We had had no word of news for weeks. So we eagerly searched for the newspapers, and demanded news of the outer world. The war was still on. The Allies were more than holding their own. Here was news indeed!—news such as The Transport Trumpeter (published aboard the Suevic) had never heard of. Yet we loved that little paper of ours on the transport—"a little thing, but our own." If it lacked news it did not lack reporters whose imagination made up for the deficiency. We were all reporters for The Transport Trumpeter. Even I. And I am wondering to this day about a certain curious coincidence connected with one of my painstaking efforts. I wrote on December 28, 1914, a skit on Lissauer's "Hymn of Hate," and Arthur Adam's reply to it—"My Friend, Remember." A month later I got the Sydney Bulletin, and there I saw almost exactly the same article with the same excerpts from each poem. They were probably written on the same day, a thousand miles or so apart. You who delve into the mysterious, will you explain?


Egypt! What memories! What life here! What a quest we have set out upon! What Alexanders are we!

I feel the blood coursing through my veins as I have never felt it before. I live in the present, but the past stands up before me. Dead kings and emperors pass in endless succession. Libyans and Ethiopians pass by, Assyrians and Macedonians, Babylonians and Persians, Romans, Arabs, Turks and Mamelukes—and French and British. Great names are sprinkled over the pages of Egypt, from Menes, the first king, and Rameses the Second, down to the present day. Nebuchadnezzar and Alexander the Great, Constantine, Saladin and Napoleon, Mohammed Ali and Kitchener have all left their mark on the Nile Delta. What history! and here are we—soldiers of King George V, from Australia—treading this historic ground, making new history. Nebuchadnezzar knew us not. Constantine never dreamed—and they used to dream dreams in those days—that from a land he knew not of would one day come armed men marching on the wonderful city he built.

Nor did I, nor did any of us, know it—well, not yet.

I know what it means to see the blush clouds beating the night shades back in the van of a golden morning, but there is a quality of richness about the sunrises of Egypt that Australia lacks.
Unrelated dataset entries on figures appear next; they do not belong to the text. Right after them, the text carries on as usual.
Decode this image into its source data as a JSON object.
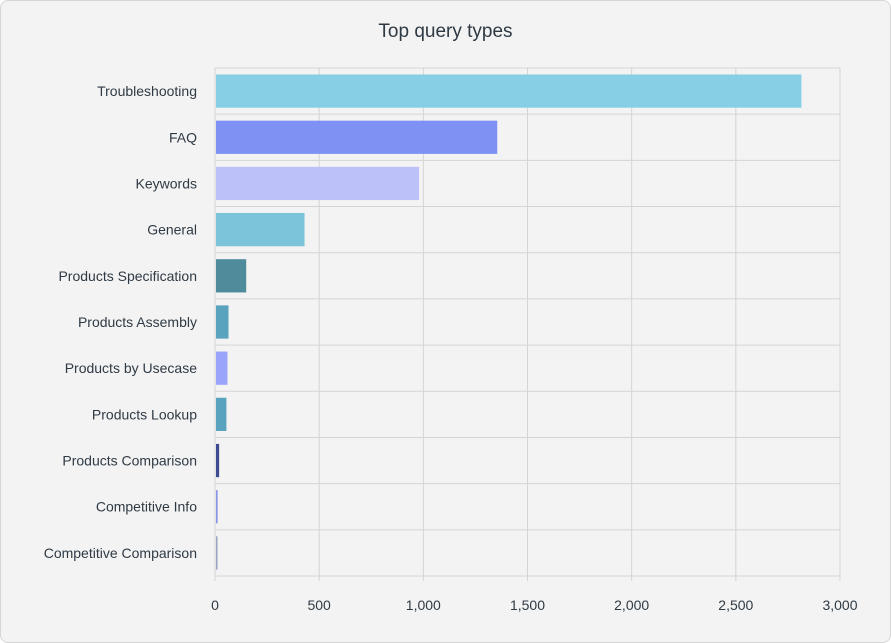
{
  "chart_data": {
    "type": "bar",
    "orientation": "horizontal",
    "title": "Top query types",
    "categories": [
      "Troubleshooting",
      "FAQ",
      "Keywords",
      "General",
      "Products Specification",
      "Products Assembly",
      "Products by Usecase",
      "Products Lookup",
      "Products Comparison",
      "Competitive Info",
      "Competitive Comparison"
    ],
    "values": [
      2810,
      1350,
      975,
      425,
      145,
      60,
      55,
      50,
      15,
      8,
      3
    ],
    "colors": [
      "#86cfe5",
      "#7f91f2",
      "#bcc1fa",
      "#7cc4d9",
      "#4e8b9b",
      "#5aa3bf",
      "#9aa4fb",
      "#5aa3bf",
      "#3e4a91",
      "#8b95e8",
      "#9aa4c0"
    ],
    "xlim": [
      0,
      3000
    ],
    "xticks": [
      "0",
      "500",
      "1,000",
      "1,500",
      "2,000",
      "2,500",
      "3,000"
    ],
    "xtick_values": [
      0,
      500,
      1000,
      1500,
      2000,
      2500,
      3000
    ],
    "grid": true
  }
}
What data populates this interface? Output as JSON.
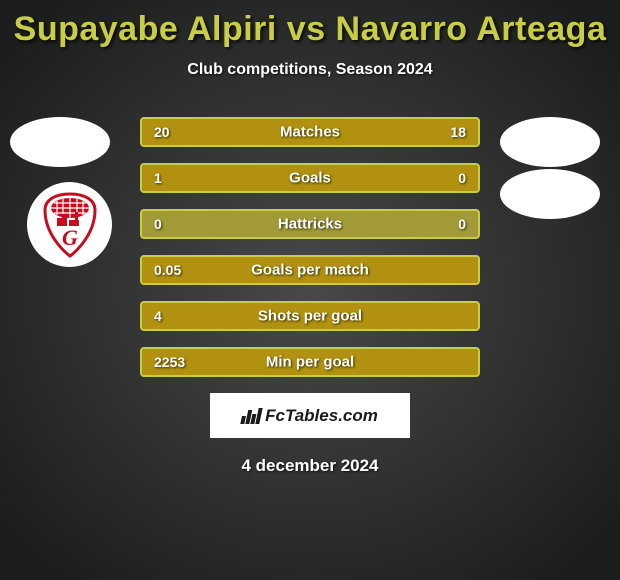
{
  "header": {
    "title": "Supayabe Alpiri vs Navarro Arteaga",
    "subtitle": "Club competitions, Season 2024"
  },
  "colors": {
    "accent": "#c9cc45",
    "bar_bg": "#a19a36",
    "bar_fill": "#b1910f",
    "bg_center": "#484a49",
    "bg_edge": "#1c1e1d",
    "club_red": "#c40d1f"
  },
  "stats": [
    {
      "label": "Matches",
      "p1": "20",
      "p2": "18",
      "p1_pct": 52,
      "p2_pct": 48
    },
    {
      "label": "Goals",
      "p1": "1",
      "p2": "0",
      "p1_pct": 77,
      "p2_pct": 23
    },
    {
      "label": "Hattricks",
      "p1": "0",
      "p2": "0",
      "p1_pct": 0,
      "p2_pct": 0
    },
    {
      "label": "Goals per match",
      "p1": "0.05",
      "p2": "",
      "p1_pct": 100,
      "p2_pct": 0
    },
    {
      "label": "Shots per goal",
      "p1": "4",
      "p2": "",
      "p1_pct": 100,
      "p2_pct": 0
    },
    {
      "label": "Min per goal",
      "p1": "2253",
      "p2": "",
      "p1_pct": 100,
      "p2_pct": 0
    }
  ],
  "branding": {
    "text": "FcTables.com"
  },
  "date": "4 december 2024"
}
Egypt has the glint of gold, the cloud ridges of rosy red, the blaze of amethyst and opal. So also has the Australian sky. But Australia has no pyramids. The first beams of the sun in this land tip the cones of the age-old pyramids, and soon these drab giants shine like molten copper. Then the sky turns all gold, and the scene is duplicated in the placid bosom of the ancient Nile, which skirts our camp. In the murky distance the desert is shrouded in a misty haze which has the same blue that one sees in the distance on the Blue Mountains of New South Wales, but once the sun is fairly above the horizon, the brilliant transformation scene dissolves itself into a glaring white light that lasts till sunset. Then the morning's glory is reenacted with softer tones and a riot of colour that I can never describe.

Then, as the Pyramids of Gizeh were due west from Ma'adi, we always saw these giant triangles sharply silhouetted against the red horizon. They looked like little toy tents, yet when alongside them their magnitude staggered us.

The day was so hot that helmets were necessary. Some "went down" under the fierce rays of the sun, but there were some with us who said it was not hot at all. They spoke of the sun-baked Western Plains. They spoke of Bourke. They spoke of Northern Queensland. But they wore helmets, nevertheless.

Yet was Ma'adi, for all its heat, a joy to the senses. If we had the everlasting desert wilderness on one side, we also had the oasis of Ma'adi on the other. The irrigationist has caused the desert hereabout to blossom as the rose, and Ma'adi is like an English village, with gracious gardens and green, luscious fields and rippling canals.

I have spoken of the blue of the desert haze that is like that of the Blue Mountains. And here and there one finds other touches of old Australia. I went out one day to Sir Alexander Baird's beautiful mansion near Zeitoun, and there I saw some fine old gums and wattles; and it just felt like home.